Il s’agit de faire de cette tripartite, beaucoup plus «un instrument de gouvernance publique», compte tenu de l’évolution significative atteinte. Du point de vue de la composition, Benkhalfa souligne l’importance de la représentation gouvernementale enrichie par la présence des institutions nationales, acteurs institutionnels et experts indépendants. À cela vient s’ajouter la représentation des acteurs économiques, élargie aux organisations patronales, quoiqu’il y ait stagnation des dirigeants. «Organisations corporatistes et professionnelles, grandes entreprises et établissements bancaires et autres acteurs de la croissance» sont désormais associés, et ce n’est pas rien aux yeux de l’invité du Forum Économie d’El Moudjahid. Du reste, il retient que la représentation syndicale demeure réduite et n’a pas connu d’évolution.
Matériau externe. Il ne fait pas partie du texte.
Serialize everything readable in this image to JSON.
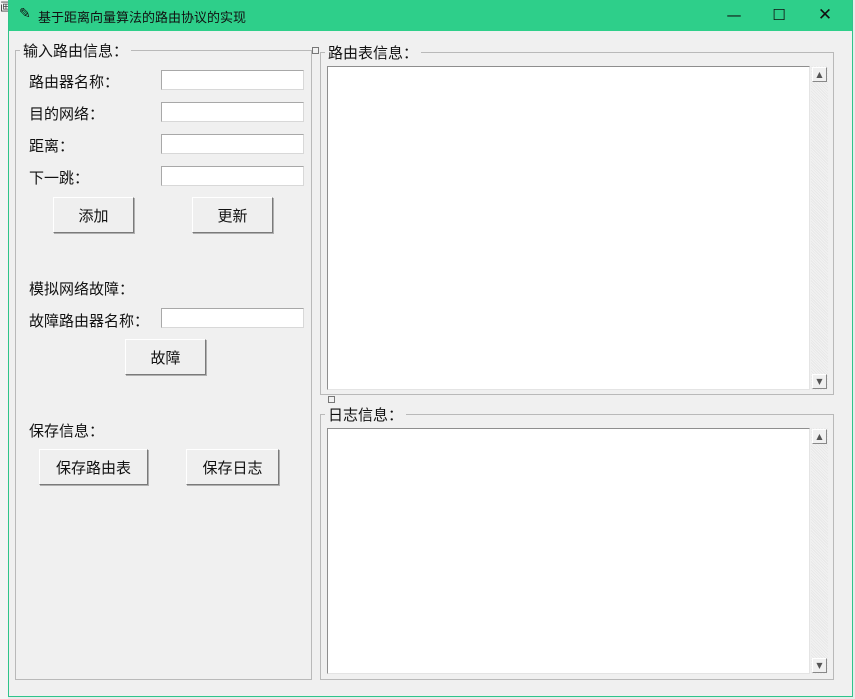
{
  "window": {
    "title": "基于距离向量算法的路由协议的实现",
    "app_icon": "feather-icon",
    "minimize_glyph": "—",
    "maximize_glyph": "☐",
    "close_glyph": "✕"
  },
  "background": {
    "fragment_text": "画"
  },
  "input_section": {
    "title": "输入路由信息：",
    "router_name_label": "路由器名称：",
    "router_name_value": "",
    "dest_network_label": "目的网络：",
    "dest_network_value": "",
    "distance_label": "距离：",
    "distance_value": "",
    "next_hop_label": "下一跳：",
    "next_hop_value": "",
    "add_button": "添加",
    "update_button": "更新"
  },
  "fault_section": {
    "title": "模拟网络故障：",
    "fault_router_label": "故障路由器名称：",
    "fault_router_value": "",
    "fault_button": "故障"
  },
  "save_section": {
    "title": "保存信息：",
    "save_table_button": "保存路由表",
    "save_log_button": "保存日志"
  },
  "routing_table": {
    "title": "路由表信息：",
    "content": ""
  },
  "log": {
    "title": "日志信息：",
    "content": ""
  },
  "colors": {
    "titlebar": "#2ecf8a",
    "window_bg": "#f0f0f0"
  }
}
S’agissant de la consistance des dossiers, il relève que les travaux préparatoires sont, globalement, substantiels, mais comportent deux insuffisances : pas d’analyse des points de blocage et des facteurs contrariants. «Aucune appréciation qualitative des solutions et choix opérés dans le passé et leur validité n’est faite.» Dans cet ordre d’idées, il propose de faire de la tripartite, «une instance fédérale qui s’érigera en lieu de consensus et de production d’une doctrine économique partagée à consolider». Benkhalfa insistera aussi sur la nécessité d’éviter deux écueil que sont la prédominance des revendications sociales et l’unanimisme, et a appelé à donner un ancrage légal, en envisageant une institutionnalisation par texte légal de la tripartite. Dans ce sens, il soutient qu’il est impératif d’éviter l’écueil d’un suivi spécifique de la tripartite : pas de dédoublement des structures institutionnelles pour la mise en œuvre des options dégagées et des mesures arrêtées, tout comme il faut éviter une appréciation des résultats centrés exclusivement sur les recommandations de la tripartite, mais opter pour des études d’impact et d’opérationnalisation conduites par des acteurs autres que les sphères d’exécution, citant, à titre d’exemple, le CNES. Selon Benkhalfa, le travail qui sera abattu dans l’après-tripartite, devrait être confié à des institutions chefs de file pour maturer, expliciter les options, les mesures prises et élaborer les démarches de mise en œuvre. Il y a lieu également d’organiser une concertation nationale pour expliciter et fixer un cadrage des chantiers de rénovation managériale des institutions et entités publiques, et de la révision du mode de gouvernance par l’État.
Enfin, procéder à la mise en en place d’un groupe intersectoriel d’étude, appyé par des experts, en vue d’un remodelage des statuts des entités économiques publiques et du mode de leur administration et leur fonctionnement.